Remember when you were a wee child and you used a magnifying glass to see what would happen to the ants in your backyard under the sun? If you don’t, then ignore me. If you do, then you can certainly relate to my childhood.

These types of discussions usually stem from the desire and urge to do something more with existing installed solar panels or from simple curiosity. I may or may not have the best answer, but what I do know is that any time we have a question in regards to solar panels, it’s always encouraged to find the answers from a reliable resource.
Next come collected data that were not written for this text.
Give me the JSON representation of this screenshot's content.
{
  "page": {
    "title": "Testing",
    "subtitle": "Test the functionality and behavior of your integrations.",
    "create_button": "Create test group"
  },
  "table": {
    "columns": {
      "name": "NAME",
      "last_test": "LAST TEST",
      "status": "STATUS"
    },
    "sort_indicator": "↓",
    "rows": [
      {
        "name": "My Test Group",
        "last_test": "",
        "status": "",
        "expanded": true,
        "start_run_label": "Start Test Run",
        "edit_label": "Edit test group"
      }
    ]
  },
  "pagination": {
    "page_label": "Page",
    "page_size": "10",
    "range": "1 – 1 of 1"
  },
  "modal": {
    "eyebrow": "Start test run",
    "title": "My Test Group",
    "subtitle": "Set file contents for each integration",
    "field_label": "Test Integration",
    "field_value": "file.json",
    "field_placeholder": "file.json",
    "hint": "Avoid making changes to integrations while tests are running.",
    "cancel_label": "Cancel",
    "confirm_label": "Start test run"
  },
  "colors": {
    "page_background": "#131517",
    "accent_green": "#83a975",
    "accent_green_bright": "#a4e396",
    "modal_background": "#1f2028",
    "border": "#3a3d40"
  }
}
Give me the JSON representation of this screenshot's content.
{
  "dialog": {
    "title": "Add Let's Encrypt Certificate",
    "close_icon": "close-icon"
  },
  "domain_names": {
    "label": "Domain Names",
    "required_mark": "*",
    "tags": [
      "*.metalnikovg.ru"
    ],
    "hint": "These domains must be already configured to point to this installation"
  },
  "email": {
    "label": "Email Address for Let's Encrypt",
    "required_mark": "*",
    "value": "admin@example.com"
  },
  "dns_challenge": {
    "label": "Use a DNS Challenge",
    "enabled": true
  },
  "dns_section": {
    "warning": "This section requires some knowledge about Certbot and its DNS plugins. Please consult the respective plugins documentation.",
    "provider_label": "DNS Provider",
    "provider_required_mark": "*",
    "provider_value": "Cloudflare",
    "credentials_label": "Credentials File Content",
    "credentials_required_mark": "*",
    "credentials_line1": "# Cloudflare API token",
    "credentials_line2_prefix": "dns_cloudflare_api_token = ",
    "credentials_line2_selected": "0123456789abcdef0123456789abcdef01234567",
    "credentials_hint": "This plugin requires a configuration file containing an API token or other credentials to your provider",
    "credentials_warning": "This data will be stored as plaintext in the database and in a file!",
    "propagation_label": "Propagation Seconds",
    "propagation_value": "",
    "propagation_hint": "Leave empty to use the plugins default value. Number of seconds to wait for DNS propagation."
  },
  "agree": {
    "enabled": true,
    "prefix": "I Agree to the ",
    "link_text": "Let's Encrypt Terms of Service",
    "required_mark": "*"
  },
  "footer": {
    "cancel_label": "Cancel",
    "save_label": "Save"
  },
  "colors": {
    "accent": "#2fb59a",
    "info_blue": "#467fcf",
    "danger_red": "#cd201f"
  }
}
In this case, if you call for a free consultation and analysis of your home for solar panels, then the expert professionals can answer any questions that you may pose.

Back to the possibility of utilizing magnifying glasses: a few years ago IBM actually integrated this idea to improve solar energy output.

To achieve this, IBM incorporated a liquid metal thermal cooling system onto ordinary PV cells. The cooling system is comprised of liquid indium and gallium placed between the PV cell and a cooling block. When the panel is exposed to sunlight, the cell transfers the heat to the cooling block, lowering temperatures of more than 1,600 degrees Celsius to just 85 degrees, preventing the panel’s meltdown. The cooling system is what prevents the meltdown of the solar cells.

To clarify, IBM is not really involved in solar panel manufacturing, but they are certainly open to partnering with solar cell manufacturers to demonstrate their technology.

In a nutshell, it’s best to ask these questions to someone with credentials and direct experience in the field so that you can avoid melting your valuable solar panels. Sound good? I sure hope so.